- Conference: Independent
- Record: 4–7
- Head coach: Bob Sutton (4th season);
- Offensive coordinator: Greg Gregory (6th as OC; 13th overall season)
- Offensive scheme: Triple option
- Defensive coordinator: Denny Doornbos (4th season)
- Base defense: 4–3
- Captains: Joe Ross; Pat Work;
- Home stadium: Michie Stadium

= 1994 Army Cadets football team =

American college football season

The 1994 Army Cadets football team was an American football team that represented the United States Military Academy as an independent during the 1994 NCAA Division I-A football season. In their fourth season under head coach Bob Sutton, the Cadets compiled a 4–7 record and were outscored by their opponents by a combined total of 252 to 215. In the annual Army–Navy Game, the Cadets defeated Navy, 22–20.

==Schedule==

| Date | Time | Opponent | Site | Result | Attendance | Source |
| September 10 |  | Holy Cross | Michie Stadium; West Point, NY; | W 49–3 | 26,535 |  |
| September 15 |  | at Duke | Wallace Wade Stadium; Durham, NC; | L 7–43 | 24,342 |  |
| September 24 |  | Temple | Michie Stadium; West Point, NY; | L 20–23 |  |  |
| October 1 | 5:00 p.m. | at Wake Forest | Groves Stadium; Winston-Salem, NC; | L 27–33 | 17,571 |  |
| October 8 |  | at Rutgers | Giants Stadium; East Rutherford, NJ; | L 14–16 | 20,511 |  |
| October 15 |  | Louisville | Michie Stadium; West Point, NY; | W 30–29 | 32,125 |  |
| October 22 |  | The Citadel | Michie Stadium; West Point, NY; | W 25–24 | 33,430 |  |
| October 29 |  | Boston College | Michie Stadium; West Point, NY; | L 3–30 | 39,304 |  |
| November 5 |  | Air Force | Michie Stadium; West Point, NY (Commander-in-Chief's Trophy); | L 6–10 |  |  |
| November 12 |  | No. 7 Boston University | Michie Stadium; West Point, NY; | L 12–21 |  |  |
| December 3 |  | vs. Navy | Veterans Stadium; Philadelphia, PA (Army–Navy Game); | W 22–20 |  |  |
Rankings from The Sports Network Poll released prior to the game;

==Game summaries==

===vs Navy===

Kurt Heiss, who suffered from a congenital eye condition and had trouble seeing the goal posts, made the game-winning kick for Army.

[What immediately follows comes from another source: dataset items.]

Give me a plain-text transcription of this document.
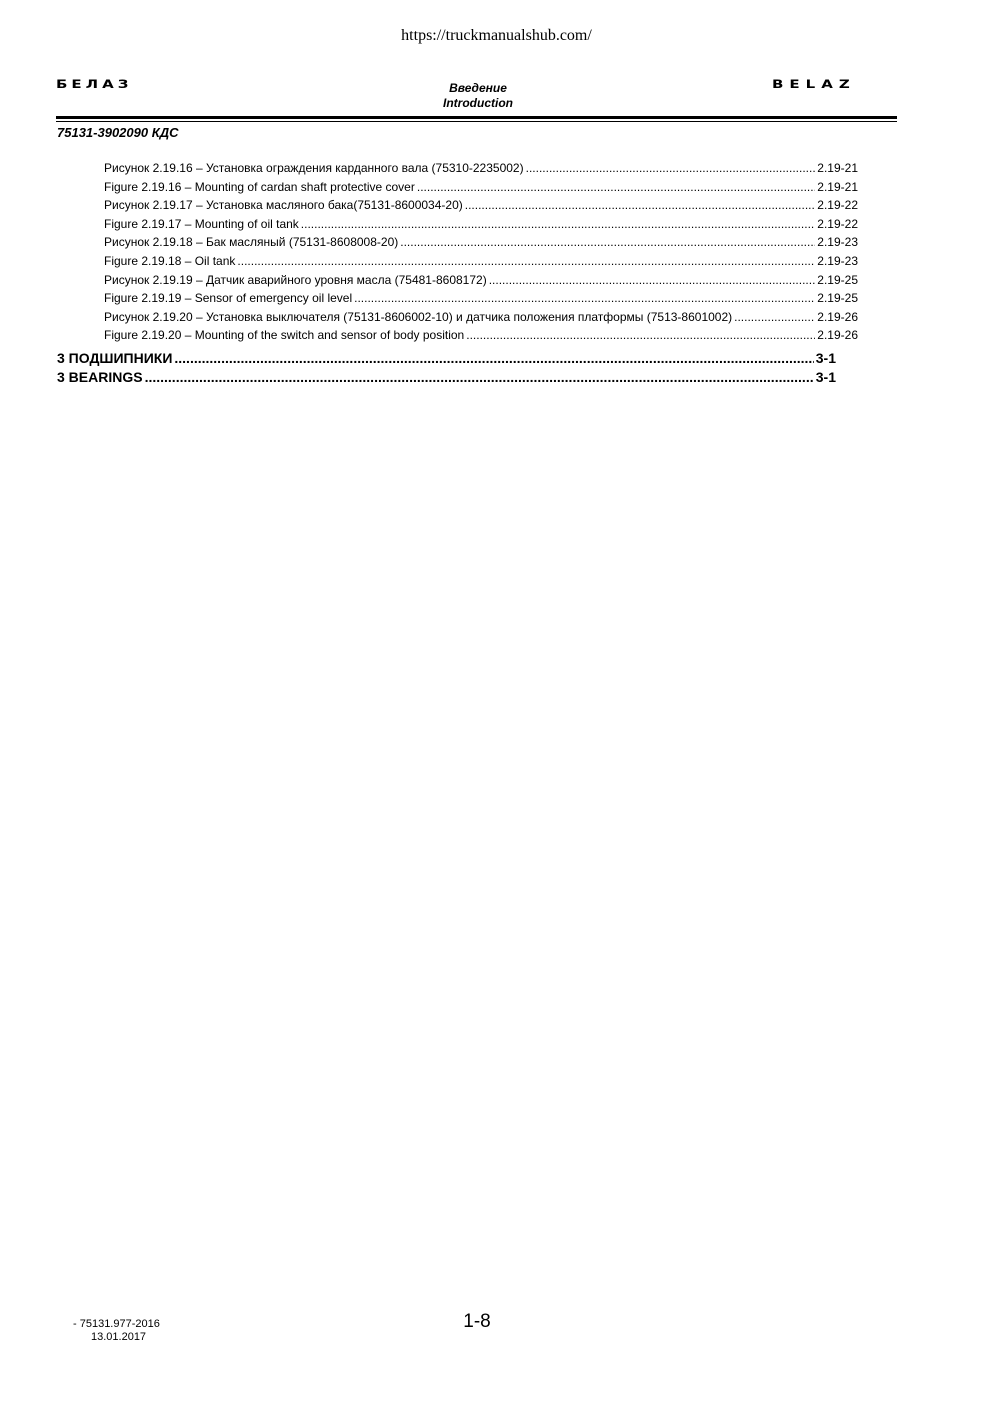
https://truckmanualshub.com/
БЕЛАЗ	Введение
Introduction
BELAZ
75131-3902090 КДС
Рисунок 2.19.16 – Установка ограждения карданного вала (75310-2235002) .....	2.19-21
Figure 2.19.16 – Mounting of cardan shaft protective cover .....	2.19-21
Рисунок 2.19.17 – Установка масляного бака(75131-8600034-20) .....	2.19-22
Figure 2.19.17 – Mounting of oil tank .....	2.19-22
Рисунок 2.19.18 – Бак масляный (75131-8608008-20) .....	2.19-23
Figure 2.19.18 – Oil tank .....	2.19-23
Рисунок 2.19.19 – Датчик аварийного уровня масла (75481-8608172) .....	2.19-25
Figure 2.19.19 – Sensor of emergency oil level .....	2.19-25
Рисунок 2.19.20 – Установка выключателя (75131-8606002-10) и датчика положения платформы (7513-8601002) .....	2.19-26
Figure 2.19.20 – Mounting of the switch and sensor of body position .....	2.19-26
3 ПОДШИПНИКИ .....	3-1
3 BEARINGS .....	3-1
- 75131.977-2016
13.01.2017
1-8
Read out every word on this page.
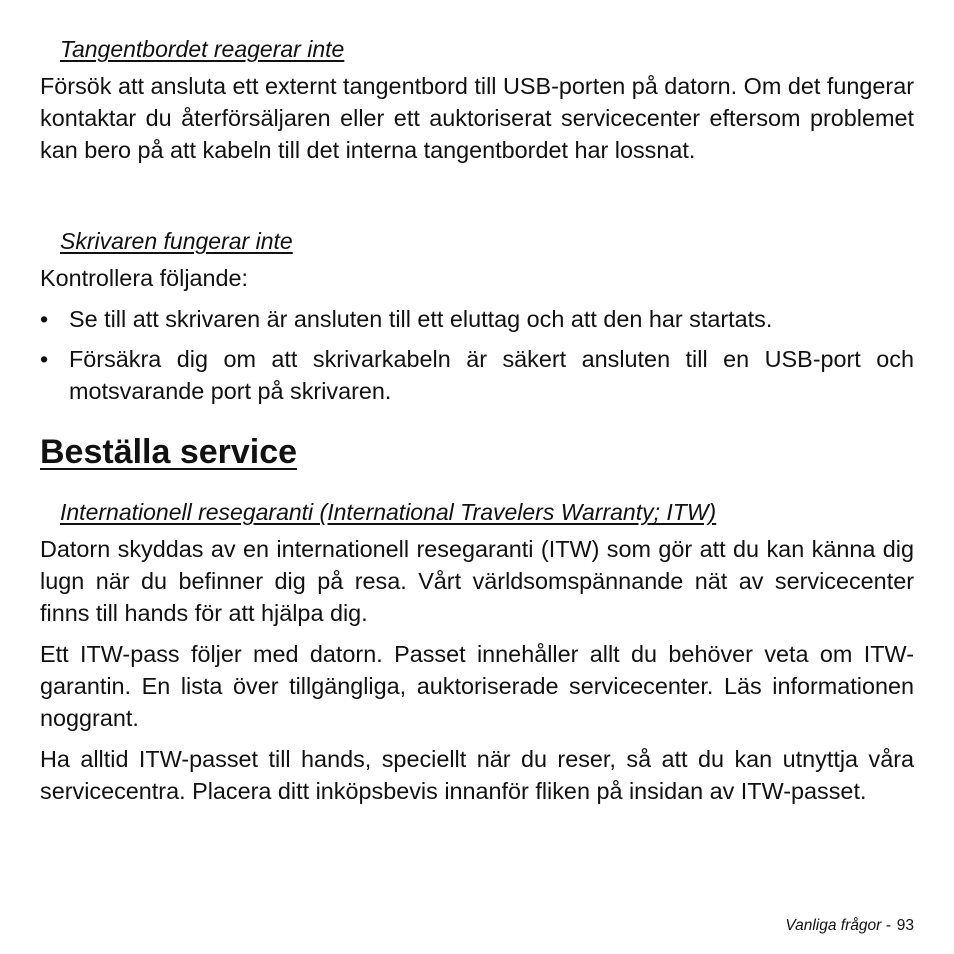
Tangentbordet reagerar inte

Försök att ansluta ett externt tangentbord till USB-porten på datorn. Om det fungerar kontaktar du återförsäljaren eller ett auktoriserat servicecenter eftersom problemet kan bero på att kabeln till det interna tangentbordet har lossnat.

Skrivaren fungerar inte

Kontrollera följande:

• Se till att skrivaren är ansluten till ett eluttag och att den har startats.
• Försäkra dig om att skrivarkabeln är säkert ansluten till en USB-port och motsvarande port på skrivaren.
Beställa service
Internationell resegaranti (International Travelers Warranty; ITW)

Datorn skyddas av en internationell resegaranti (ITW) som gör att du kan känna dig lugn när du befinner dig på resa. Vårt världsomspännande nät av servicecenter finns till hands för att hjälpa dig.

Ett ITW-pass följer med datorn. Passet innehåller allt du behöver veta om ITW-garantin. En lista över tillgängliga, auktoriserade servicecenter. Läs informationen noggrant.

Ha alltid ITW-passet till hands, speciellt när du reser, så att du kan utnyttja våra servicecentra. Placera ditt inköpsbevis innanför fliken på insidan av ITW-passet.

Vanliga frågor - 93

| Quarter | 1 | 2 | 3 | 4 | Total |
|---|---|---|---|---|---|
| Army | 10 | 0 | 9 | 3 | 22 |
| Navy | 14 | 0 | 6 | 0 | 20 |

Scoring summary
| Quarter | Time | Drive |  |  | Team | Scoring information | Score |  |
| Plays | Yards | TOP | ARMY | NAVY |
| 1 |  |  |  |  | Army | 21-yard field goal by Kurt Heiss | 3 | 0 |
| 1 |  |  | 81 |  | Navy | Damon Dixon 27-yard touchdown reception from Jim Kubiak, Ryan Bucchianeri kick good | 3 | 7 |
| 1 |  |  | 61 |  | Army | Joe Ross 1-yard touchdown run, Kurt Heiss kick good | 10 | 7 |
| 1 |  |  |  |  | Navy | Michael Jefferson 73-yard touchdown run, Ryan Bucchianeri kick good | 10 | 14 |
| 3 |  |  |  |  | Army | 35-yard field goal by Kurt Heiss | 13 | 14 |
| 3 |  |  |  |  | Army | Kevin Vaughn 1-yard touchdown run, 2-point run failed | 19 | 14 |
| 3 | 4:07 |  |  |  | Navy | Kevin Hickman 56-yard touchdown reception from Jim Kubiak, 2-point run failed | 19 | 20 |
| 4 | 6:19 |  |  |  | Army | 52-yard field goal by Kurt Heiss | 22 | 20 |
| "TOP" = time of possession. For other American football terms, see Glossary of American football. |  |  |  |  |  |  | 22 | 20 |

==After the season==
Army fullback Akili King was stabbed during a street fight in late January 1994.